Más que nunca en la historia de la humanidad lo real se nos presenta como una experiencia del caos. Los acontecimientos desfilan ante nuestros ojos de manera discontinua, desarticulada e interrumpida. Muchos son sucesos impactantes, urgentes y trascendentales pero nos cuesta no solo digerirlos o comprenderlos en su totalidad, sino dimensionar su alcance a corto o largo plazo. Entonces tratamos de darles un orden, de encontrar una lógica secreta; establecemos relaciones causales para sentirnos tranquilos y sobre todo para conectar nuestras ideas con el imaginario colectivo, para tejer un diálogo con el mundo.

Nuestra afanosa búsqueda de sentido hace que artefactos como la literatura, el cine o los videojuegos –rebozantes de sentido, símbolos y relaciones causales donde hay principio, nudo y desenlace– sean una experiencia paliativa, un masaje para nuestras mentes angustiadas y neuróticas. Umberto Eco creía asimismo que el poder de la literatura reside, por un lado, en la construcción de mundos posibles con una experiencia narrativa unitaria y coherente capaz de explicar la multiplicidad de experiencias sensoriales y cognitivas, y por otro que esta ejerce un poder terapéutico al sumergirnos en universos que, a diferencia de nuestra realidad, sí tienen un sentido completo.

De alguna manera la teoría, la obra literaria y buena parte de la vida de Eco constituyen un intento romántico de conciliar, quizás de mitigar por medio de símbolos, la profunda ruptura que separa al individuo y el mundo que lo rodea: la consciencia de que la vida humana entraña un irreductible absurdo, un sinsentido –como se discutía en las famosas diatribas existencialistas de Sartre y el joven Camus.
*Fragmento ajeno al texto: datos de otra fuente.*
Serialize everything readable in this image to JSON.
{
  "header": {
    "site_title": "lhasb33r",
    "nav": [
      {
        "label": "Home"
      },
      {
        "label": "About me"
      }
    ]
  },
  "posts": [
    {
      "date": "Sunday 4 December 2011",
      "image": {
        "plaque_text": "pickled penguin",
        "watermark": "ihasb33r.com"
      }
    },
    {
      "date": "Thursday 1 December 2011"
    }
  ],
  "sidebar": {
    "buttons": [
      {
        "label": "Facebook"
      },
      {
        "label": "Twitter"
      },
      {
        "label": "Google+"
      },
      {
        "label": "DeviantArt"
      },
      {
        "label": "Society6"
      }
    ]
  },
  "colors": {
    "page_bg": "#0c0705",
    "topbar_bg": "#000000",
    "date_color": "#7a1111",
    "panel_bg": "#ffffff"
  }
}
Su conocimiento enciclopédico y concentrado en el mundo de los libros está a medio camino entre genios obsesos como Borges y George Steiner. Sin embargo, fue un lector voraz tanto de magazines superfluos como de tratados de filosofía del lenguaje, que leía indiscriminadamente. Según los cálculos de sus allegados, la biblioteca de este ex profesor emérito de la universidad de Bolonia con más de 38 doctorados honoris causa comportaba unos 50 mil ejemplares, y muchos eran libros ocultistas, esotéricos o de temáticas “en las que no cree pero que le parece indispensable conservar”1.
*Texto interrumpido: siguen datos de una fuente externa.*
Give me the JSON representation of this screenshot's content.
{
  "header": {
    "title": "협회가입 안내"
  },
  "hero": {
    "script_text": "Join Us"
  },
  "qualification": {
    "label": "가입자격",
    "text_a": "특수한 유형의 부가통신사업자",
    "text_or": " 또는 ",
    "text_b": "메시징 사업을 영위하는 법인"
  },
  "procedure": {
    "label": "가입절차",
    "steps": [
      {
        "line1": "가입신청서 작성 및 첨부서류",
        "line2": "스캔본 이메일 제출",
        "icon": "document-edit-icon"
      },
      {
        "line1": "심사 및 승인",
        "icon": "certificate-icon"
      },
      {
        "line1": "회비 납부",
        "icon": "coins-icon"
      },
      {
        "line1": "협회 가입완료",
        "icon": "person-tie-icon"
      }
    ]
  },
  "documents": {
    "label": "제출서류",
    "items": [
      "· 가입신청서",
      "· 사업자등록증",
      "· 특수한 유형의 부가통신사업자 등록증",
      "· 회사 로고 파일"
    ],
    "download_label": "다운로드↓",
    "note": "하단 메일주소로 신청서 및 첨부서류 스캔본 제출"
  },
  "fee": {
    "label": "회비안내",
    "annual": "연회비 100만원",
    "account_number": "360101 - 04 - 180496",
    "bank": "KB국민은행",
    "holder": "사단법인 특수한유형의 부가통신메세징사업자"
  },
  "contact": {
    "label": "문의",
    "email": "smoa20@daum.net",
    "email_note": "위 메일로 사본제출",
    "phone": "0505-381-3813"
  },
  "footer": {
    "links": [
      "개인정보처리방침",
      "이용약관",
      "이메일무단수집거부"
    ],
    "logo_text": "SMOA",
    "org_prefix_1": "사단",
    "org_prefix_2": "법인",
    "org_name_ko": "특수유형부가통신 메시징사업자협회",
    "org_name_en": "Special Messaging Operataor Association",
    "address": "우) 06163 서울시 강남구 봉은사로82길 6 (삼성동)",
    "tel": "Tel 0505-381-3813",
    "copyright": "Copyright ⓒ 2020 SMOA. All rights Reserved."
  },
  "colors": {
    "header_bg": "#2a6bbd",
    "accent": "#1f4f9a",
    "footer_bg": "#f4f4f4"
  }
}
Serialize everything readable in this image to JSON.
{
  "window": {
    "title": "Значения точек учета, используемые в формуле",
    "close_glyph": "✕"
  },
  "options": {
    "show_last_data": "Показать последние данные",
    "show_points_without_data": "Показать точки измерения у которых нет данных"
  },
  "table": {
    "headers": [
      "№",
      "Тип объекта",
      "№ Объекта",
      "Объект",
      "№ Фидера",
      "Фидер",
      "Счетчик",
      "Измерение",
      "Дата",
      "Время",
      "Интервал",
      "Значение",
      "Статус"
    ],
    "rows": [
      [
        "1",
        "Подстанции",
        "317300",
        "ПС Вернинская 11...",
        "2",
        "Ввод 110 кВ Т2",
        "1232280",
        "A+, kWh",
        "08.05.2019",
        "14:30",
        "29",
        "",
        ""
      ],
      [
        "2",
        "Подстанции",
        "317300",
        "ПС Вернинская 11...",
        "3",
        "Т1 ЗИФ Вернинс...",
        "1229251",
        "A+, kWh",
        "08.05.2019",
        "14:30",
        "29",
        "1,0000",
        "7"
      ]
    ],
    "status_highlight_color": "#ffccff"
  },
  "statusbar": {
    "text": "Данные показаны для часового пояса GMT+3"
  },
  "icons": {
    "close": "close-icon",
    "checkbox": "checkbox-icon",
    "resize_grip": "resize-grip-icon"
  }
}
Durante sus últimos años solía mantener la rutina propia de un diletante. Poco después de levantarse y tomar un piccolo espresso sentía unas ganas irresistible de fumarse un cigarrillo (durante varios años llegó a fumar alrededor de 60 cigarrillos al día2). Para calmarlas tomaba un cigarro apagado en su mano y realizaba singular ejercicio de gimnástica intelectual; elegía un fragmento entre su biblioteca o sus lecturas momentáneas y lo escribía en las cuatro lenguas que mejor conocía: inglés, francés, italiano y español. Una de sus declaraciones en medio de una entrevista resume su credo personal: “los libros no están hechos para que uno crea en ellos, sino para ser sometidos a investigación. Cuando consideramos un libro, no debemos preguntarnos qué dice, sino qué significa”3.

Ficciones

Los personajes de Umberto Eco suelen responder a dos vertientes: unos creen que hay una verdad y es posible hallarla siguiendo el rigor del método, mientras otros consideran que no se trata de descubrir una verdad sino de construirla. En el primer grupo están Guillermo de Baskerville y Adso de Melk, estos Sherlock Holmes y Watson medievales que buscan el misterioso asesino de unos monjes en un convento benedictino de los Alpes italianos; en el segundo está Casaubón, el protagonista del Péndulo de Foucault, quien trata de descifrar el secreto de los Caballeros Templarios siguiendo los pasos de extrañas cofradías masónicas para encontrar el Santo Grial.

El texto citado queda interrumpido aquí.